March 01, 2006

The Ties that Bind...

or Undo - the Unholy Alliance between CAIR, the UAE and Our Enemies.

Paul Sperry from the Hoover Institution, writes an excellent and fact rich article in Front Page Mag which links terrorism's smiley American face, the Council on American-Islamic Relations, or CAIR, the UAE, the Taliban and even Osama bin Laden. Although the thrust of his article is to shed light on CAIR's nefarious alliances, I think what is most telling and significant are the facts he reveals about the UAE:

CAIR's landlord, Sheik Maktoum, doubles as UAE defense minister. Before 9/11, he provided UAE military C-130 cargo planes to supply al-Qaida hunting camps in Afghanistan with all the amenities they needed when he and other high-level UAE officials and princes took hunting trips there. On one trip in 1999, roughly half the UAE royal family was the guest of Osama bin laden at his camp near Kandahar. They flew in on an official UAE aircraft, according to a recently declassified CIA memo dated Feb. 19, 1999, and titled, "Recent High Level UAE Visits to Afghanistan." The memo also determined that Dubai officials had lied to U.S. officials about visiting the camps. And they were believed to have even tipped off bin Laden about a coming strike on his camps. Mind you, this was just months after bin Laden blew up the two U.S. embassies in Africa (a plot which was financed in part through Dubai banks), so they knew they were in bad company. Just like CAIR knows it's in bad company.

The Dubai officials also had a cozy relationship with the Taliban. By now you've probably heard that the UAE was one of only three countries in the world -- the others being Saudi Arabia and Pakistan -- to formally recognize the Taliban in diplomatic circles. What you haven't heard is that Dubai was one of the Taliban's only travel and financial outlets to the outside world. Dubai booked flights for them and acted as their banker. But CAIR doesn't care about that, either (nor apparently does the White House).

So with all the bonding that bin Laden did with Dubai royals before 9/11, it's little wonder that he deployed 13 of his 19 hijackers from Dubai to hit America. That's right, all 13 entered the U.S. from Dubai (and that's not even counting the original 20th hijacker Mohammed al-Katani, who also entered through Dubai before an alert INS inspector at Orlando airport sent him packing). Or little wonder that two were Emirates, and that one -- Marwan al-Shehhi -- in fact served under Sheik Maktoum in the UAE Army.
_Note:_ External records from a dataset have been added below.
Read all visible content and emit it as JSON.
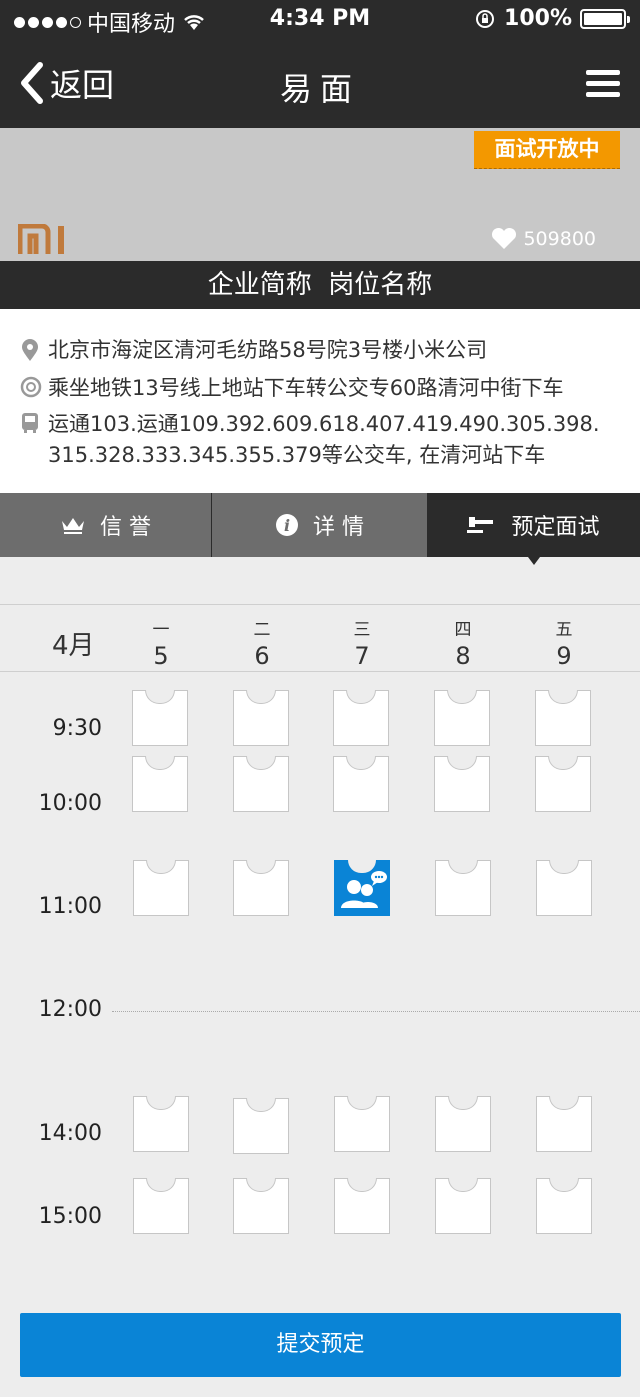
{
  "status_bar": {
    "carrier": "中国移动",
    "time": "4:34 PM",
    "battery": "100%",
    "signal_bars": 4,
    "battery_level": 1.0
  },
  "nav": {
    "back_label": "返回",
    "title": "易面"
  },
  "banner": {
    "ribbon": "面试开放中",
    "logo_text": "mi",
    "likes": "509800"
  },
  "company": {
    "title": "企业简称  岗位名称"
  },
  "info": {
    "address": "北京市海淀区清河毛纺路58号院3号楼小米公司",
    "subway": "乘坐地铁13号线上地站下车转公交专60路清河中街下车",
    "bus_line1": "运通103.运通109.392.609.618.407.419.490.305.398.",
    "bus_line2": "315.328.333.345.355.379等公交车, 在清河站下车"
  },
  "tabs": [
    {
      "label": "信 誉",
      "icon": "crown-icon"
    },
    {
      "label": "详 情",
      "icon": "info-icon"
    },
    {
      "label": "预定面试",
      "icon": "gavel-icon",
      "active": true
    }
  ],
  "calendar": {
    "month": "4月",
    "days": [
      {
        "weekday": "一",
        "date": "5"
      },
      {
        "weekday": "二",
        "date": "6"
      },
      {
        "weekday": "三",
        "date": "7"
      },
      {
        "weekday": "四",
        "date": "8"
      },
      {
        "weekday": "五",
        "date": "9"
      }
    ],
    "times": [
      "9:30",
      "10:00",
      "11:00",
      "12:00",
      "14:00",
      "15:00"
    ],
    "booked": {
      "time": "11:00",
      "day": "7"
    }
  },
  "submit_label": "提交预定",
  "colors": {
    "dark": "#2b2b2b",
    "accent_orange": "#f39800",
    "accent_blue": "#0a84d6",
    "tab_grey": "#6d6d6d"
  }
}
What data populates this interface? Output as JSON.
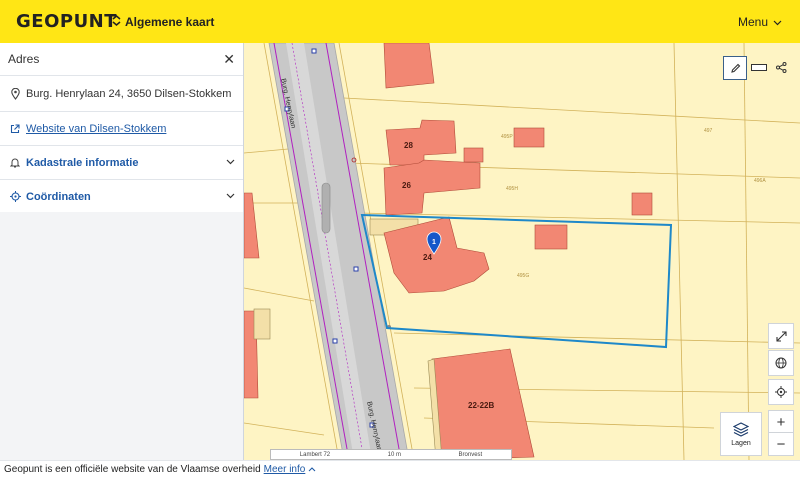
{
  "header": {
    "logo": "GEOPUNT",
    "map_select": "Algemene kaart",
    "menu": "Menu"
  },
  "panel": {
    "title": "Adres",
    "address": "Burg. Henrylaan 24, 3650 Dilsen-Stokkem",
    "website_link": "Website van Dilsen-Stokkem",
    "cadastral": "Kadastrale informatie",
    "coordinates": "Coördinaten"
  },
  "map": {
    "street_name_top": "Burg. Henrylaan",
    "street_name_bottom": "Burg. Henrylaan",
    "house_labels": [
      "28",
      "26",
      "24",
      "22-22B"
    ],
    "parcel_labels": [
      "495P",
      "495H",
      "495G",
      "497",
      "496A"
    ],
    "pin_number": "1",
    "layers_label": "Lagen",
    "scale": {
      "crs": "Lambert 72",
      "distance": "10 m",
      "source": "Bronvest"
    }
  },
  "footer": {
    "text": "Geopunt is een officiële website van de Vlaamse overheid",
    "more": "Meer info"
  },
  "colors": {
    "topbar": "#ffe615",
    "parcel": "#fef4c4",
    "building": "#f28773",
    "selection": "#1e88c9",
    "link": "#1f5aa6"
  }
}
He no doubt made the general proud by crashing his plane into the South Tower.

It's also not surprising, given Dubai's cozy ties to bin Laden and Taleb leaders, that the hijackers were able to use Dubai as their financial base in addition to their forward staging base. As they came through Dubai, they were outfitted by the nephew of 9/11 mastermind Khalid Sheikh Mohammed with credit cards, cash, bank accounts and American-style clothing. More than $100,000 in al-Qaida funds were funneled through Dubai banks. One single transfer from Dubai into al-Shehhi's and his pal Mohamed Atta's Florida checking account totaled $70,000.

The day before crashing his hijacked United Airlines jet, al-Shehhi wired $5,400 in leftover al-Qaida funds back to Dubai. Other hijackers also wired residuals there. After the attacks, investigators traced al-Shehhi phone calls back to the UAE, where he is now celebrated as a hero in mosques and other local gathering places outside the gaze of Western investors, who are too intoxicated by glittering high-rises and other signs of modernity to understand that the desert oasis is still haunted by ancient demons.